The core of generalization theory was developed for independent observations. Some PAC and PAC-Bayes bounds are available for data that exhibit a temporal dependence. However, there are constants in these bounds that depend on properties of the data-generating process: mixing coefficients, mixing time, spectral gap... Such constants are unknown in practice. In this paper, we prove a new PAC-Bayes bound for Markov chains. This bound depends on a quantity called the pseudo-spectral gap. The main novelty is that we can provide an empirical bound on the pseudo-spectral gap when the state space is finite. Thus, we obtain the first fully empirical PAC-Bayes bound for Markov chains. This extends beyond the finite case, although this requires additional assumptions. On simulated experiments, the empirical version of the bound is essentially as tight as the non-empirical one.
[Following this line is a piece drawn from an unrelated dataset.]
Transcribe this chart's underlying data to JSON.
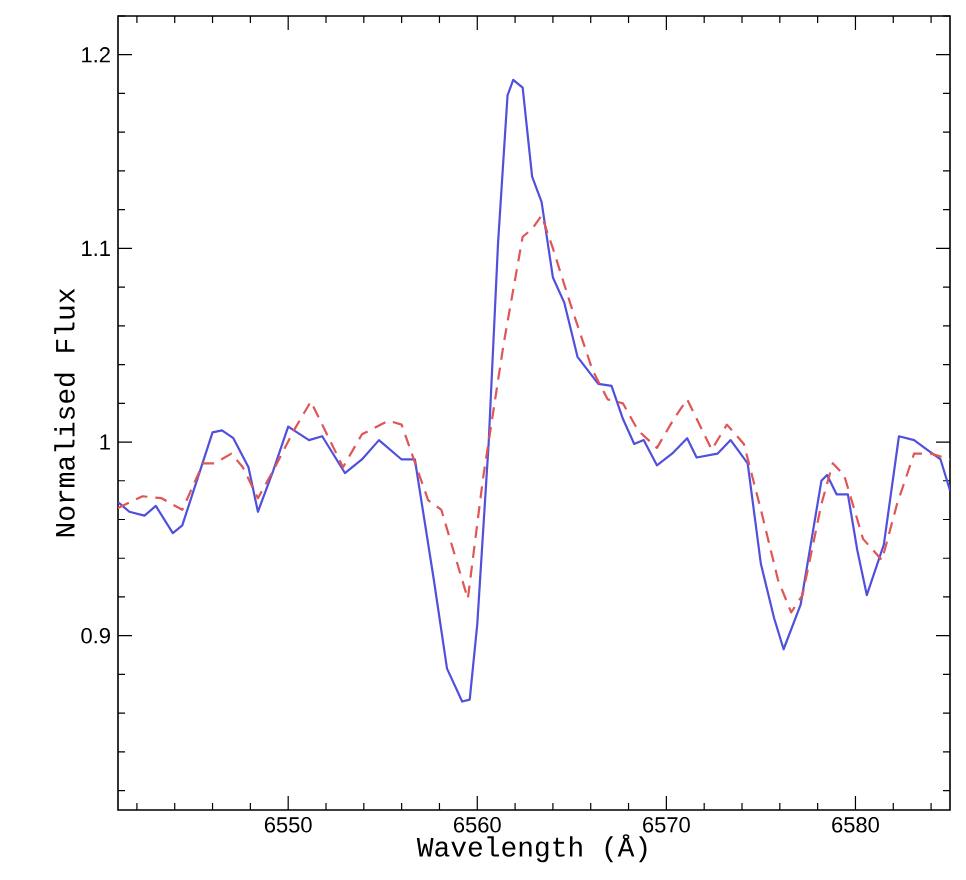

翻译：泛化理论的核心是针对独立观测建立的。对于具有时间依赖性的数据，已有一些PAC和PAC-Bayes界。然而，这些界中的常数依赖于数据生成过程的性质：混合系数、混合时间、谱间隙……这些常数在实践中是未知的。本文中，我们证明了一个新的马尔可夫链PAC-Bayes界。该界依赖于一个称为伪谱间隙的量。主要创新在于，当状态空间有限时，我们能够提供伪谱间隙的经验界。因此，我们得到了首个完全经验的马尔可夫链PAC-Bayes界。这一结果可推广至无限状态空间情形，但需要附加假设。在模拟实验中，该界的经验版本与非经验版本在紧致性上基本相当。